Manusia boleh berekspektasi tentang suatu hal, tapi waktulah yang kelak dapat membuktikannya
Apa yang membuatmu bangga akan suatu hal? Sebagian orang ada yang menjawab, "Saya sukses dalam dunia bisnis", dan sebagian lagi menjawab, "Saya berhasil dalam membina percintaan sedari masa sekolah hingga kini kami akhirnya menikah", dan sebagian lainnya menjawab "Gue sukses menjalin kebersamaan sama temen-temen gue, buktinya, dari dulu sampai sekarang gue sama temen-temen gue masih solid".
Terkadang saya pribadi berpikiran bahwa;
"apa yang selama ini kita bangga-banggakan tidak dapat membuat kita merasa senang selalu."
Kamu pasti pernah dihadapkan dengan seorang teman yang baik hati dan tingkah lakunya, pasti di saat itu juga kamu mengekspektasikan bahwa orang tersebut merupakan seseorang yang bisa dijadikan sebagai temanmu. Namun, faktanya di lapangan adalah; banyak orang asing yang kamu anggap teman karena perlakuannya terhadapmu, tapi nyatanya... mereka palsu. YES! They're a fake friend. Ya, karena kejadian ini begitu persis dengan peristiwa apa yang telah saya alami.
Sebagai teman yang baik, saya pribadi ingin memperlakukan teman saya dengan cara sebaik mungkin yang saya bisa. To be honest, saya selalu beranggapan bahwa kepentingan teman lebih berprioritas daripada kepentingan pribadi.
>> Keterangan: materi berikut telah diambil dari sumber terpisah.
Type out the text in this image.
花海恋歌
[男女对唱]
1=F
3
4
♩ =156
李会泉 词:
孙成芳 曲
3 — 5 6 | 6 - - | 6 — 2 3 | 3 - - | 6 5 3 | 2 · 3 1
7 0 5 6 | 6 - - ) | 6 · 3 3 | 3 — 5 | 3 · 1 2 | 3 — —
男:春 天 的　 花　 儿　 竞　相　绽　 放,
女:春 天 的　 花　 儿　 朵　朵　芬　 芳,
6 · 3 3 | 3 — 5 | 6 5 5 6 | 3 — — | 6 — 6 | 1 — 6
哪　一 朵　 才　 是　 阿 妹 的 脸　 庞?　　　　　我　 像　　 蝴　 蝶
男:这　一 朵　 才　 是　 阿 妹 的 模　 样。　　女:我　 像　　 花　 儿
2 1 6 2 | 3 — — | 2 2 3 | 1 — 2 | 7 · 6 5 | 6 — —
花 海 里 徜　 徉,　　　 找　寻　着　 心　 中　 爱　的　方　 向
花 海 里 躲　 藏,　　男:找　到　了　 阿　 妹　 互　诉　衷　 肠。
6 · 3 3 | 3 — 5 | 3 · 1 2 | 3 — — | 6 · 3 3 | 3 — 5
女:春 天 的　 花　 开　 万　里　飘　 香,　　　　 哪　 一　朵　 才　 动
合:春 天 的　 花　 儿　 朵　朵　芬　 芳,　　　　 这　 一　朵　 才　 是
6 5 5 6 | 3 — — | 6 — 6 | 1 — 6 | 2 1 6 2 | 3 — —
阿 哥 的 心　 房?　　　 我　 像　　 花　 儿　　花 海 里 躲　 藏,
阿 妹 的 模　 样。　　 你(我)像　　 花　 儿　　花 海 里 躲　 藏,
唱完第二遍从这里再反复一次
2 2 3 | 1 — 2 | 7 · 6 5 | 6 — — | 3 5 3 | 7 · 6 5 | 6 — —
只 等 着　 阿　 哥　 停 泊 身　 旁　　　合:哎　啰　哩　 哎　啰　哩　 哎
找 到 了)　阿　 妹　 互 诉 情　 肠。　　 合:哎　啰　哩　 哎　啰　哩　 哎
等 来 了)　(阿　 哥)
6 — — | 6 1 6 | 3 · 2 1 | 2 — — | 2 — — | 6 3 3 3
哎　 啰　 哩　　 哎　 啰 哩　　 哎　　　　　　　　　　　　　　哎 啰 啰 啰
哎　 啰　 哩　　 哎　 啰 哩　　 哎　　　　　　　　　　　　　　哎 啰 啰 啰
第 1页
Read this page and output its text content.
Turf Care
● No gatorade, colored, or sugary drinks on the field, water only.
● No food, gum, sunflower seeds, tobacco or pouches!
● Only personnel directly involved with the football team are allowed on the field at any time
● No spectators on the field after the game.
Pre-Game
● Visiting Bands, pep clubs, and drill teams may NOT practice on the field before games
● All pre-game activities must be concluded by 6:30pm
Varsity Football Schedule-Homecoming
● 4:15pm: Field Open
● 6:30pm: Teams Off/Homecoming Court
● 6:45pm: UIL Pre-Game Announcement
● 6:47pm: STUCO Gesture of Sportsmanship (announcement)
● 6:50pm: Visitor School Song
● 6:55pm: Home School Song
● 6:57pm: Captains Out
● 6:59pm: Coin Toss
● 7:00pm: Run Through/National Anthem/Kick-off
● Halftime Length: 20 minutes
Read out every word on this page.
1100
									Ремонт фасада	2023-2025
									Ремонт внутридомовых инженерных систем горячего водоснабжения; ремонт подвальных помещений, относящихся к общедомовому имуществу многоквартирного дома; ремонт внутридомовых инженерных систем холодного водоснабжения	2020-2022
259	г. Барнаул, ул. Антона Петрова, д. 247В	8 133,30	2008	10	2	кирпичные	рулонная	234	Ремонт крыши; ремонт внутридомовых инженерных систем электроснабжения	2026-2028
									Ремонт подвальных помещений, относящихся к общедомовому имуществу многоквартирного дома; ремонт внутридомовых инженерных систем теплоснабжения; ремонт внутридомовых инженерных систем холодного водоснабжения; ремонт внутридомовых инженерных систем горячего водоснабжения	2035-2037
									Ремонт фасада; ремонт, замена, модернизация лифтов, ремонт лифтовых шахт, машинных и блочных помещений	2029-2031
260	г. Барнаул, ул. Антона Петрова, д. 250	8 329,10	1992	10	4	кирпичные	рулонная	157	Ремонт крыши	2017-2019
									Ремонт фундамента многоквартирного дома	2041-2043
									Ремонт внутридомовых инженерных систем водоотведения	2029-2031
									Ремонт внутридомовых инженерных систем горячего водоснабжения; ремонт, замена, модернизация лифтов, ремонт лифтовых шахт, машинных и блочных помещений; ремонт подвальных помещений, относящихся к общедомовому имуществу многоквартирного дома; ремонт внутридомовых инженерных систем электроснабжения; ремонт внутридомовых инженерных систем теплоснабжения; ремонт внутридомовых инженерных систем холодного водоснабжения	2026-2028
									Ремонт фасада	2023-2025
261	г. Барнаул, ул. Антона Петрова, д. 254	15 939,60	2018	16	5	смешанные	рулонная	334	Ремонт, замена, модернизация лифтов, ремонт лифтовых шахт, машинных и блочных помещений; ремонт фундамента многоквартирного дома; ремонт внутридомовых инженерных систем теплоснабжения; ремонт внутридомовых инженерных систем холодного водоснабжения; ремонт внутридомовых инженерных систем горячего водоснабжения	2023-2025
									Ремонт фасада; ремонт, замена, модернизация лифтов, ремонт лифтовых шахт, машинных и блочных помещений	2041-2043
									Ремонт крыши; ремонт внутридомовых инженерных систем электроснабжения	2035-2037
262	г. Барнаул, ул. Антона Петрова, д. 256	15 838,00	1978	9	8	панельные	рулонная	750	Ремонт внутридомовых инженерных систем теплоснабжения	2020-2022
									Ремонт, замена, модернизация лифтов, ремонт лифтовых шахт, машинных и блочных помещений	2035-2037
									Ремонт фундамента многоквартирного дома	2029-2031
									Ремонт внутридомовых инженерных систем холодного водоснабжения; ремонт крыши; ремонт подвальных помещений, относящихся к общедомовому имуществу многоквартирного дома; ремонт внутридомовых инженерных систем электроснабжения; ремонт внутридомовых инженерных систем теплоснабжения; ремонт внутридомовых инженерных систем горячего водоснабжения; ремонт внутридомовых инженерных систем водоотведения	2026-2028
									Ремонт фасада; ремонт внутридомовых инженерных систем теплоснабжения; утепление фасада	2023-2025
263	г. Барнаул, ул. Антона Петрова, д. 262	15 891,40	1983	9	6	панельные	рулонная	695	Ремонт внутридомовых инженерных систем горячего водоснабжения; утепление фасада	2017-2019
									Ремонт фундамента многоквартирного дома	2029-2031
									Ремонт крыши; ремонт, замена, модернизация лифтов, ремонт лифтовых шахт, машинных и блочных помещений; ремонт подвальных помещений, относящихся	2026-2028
No! Bukan saya ingin dijuluki sebagai orang yang tinggi solidaritasnya atau apa, tapi yang jelas; meskipun saya tidak dilabeli sebagai 'orang yang tinggi solidaritas', saya tetap akan berbuat baik sejauh apa yang saya bisa.
Tapi... lagi-lagi entah. Entah apa. Entah karena apa. Entah salah siapa. Entah bagaimana mulanya jika seorang teman yang selama ini kita nilai sebagai teman yang baik seketika berubah layaknya seorang musuh yang siap menikammu dari belakang? Jujur, saya tidak habis pikir dan sangat tidak mengerti dengan tipikal teman yang seperti ini. Apa yang kurang dengan perlakuan saya terhadapnya? Terkadang terbesit dalam perasaan buruk saya tentang perhitungan seberapa baik perlakuan saya terhadapnya, namun, saya tolak itu. "Masa perbuatan baik saja pakai dihitung-hitung, perhitungan sekali jadi orang. Nggak ada manfaatnya juga, kan, berhitung-hitung tentang perbuatan baik kita ke teman? Yang ada justru mengurangkan pahala. Nggak dapat berkah". Saya berpikiran positif.
"Seburuk apapun sikap temanku terhadapku, yang kuceritakan tentangnya ke temanku yang lain adalah yang terbaik."
Ya, kira-kira kutipan itu telah menggambarkannya. Terkadang kita harus berpura-pura kuat, berpura-pura menerima...
...tapi sebenarnya... perasaan kita sakit.
Terkadang juga... tak ada salahnya jika ada orang yang berpikiran bahwa hidup ini tidak adil.
Karena sejatinya, kita tak pernah tahu seberat apa permasalahan yang sedang dipikul seseorang.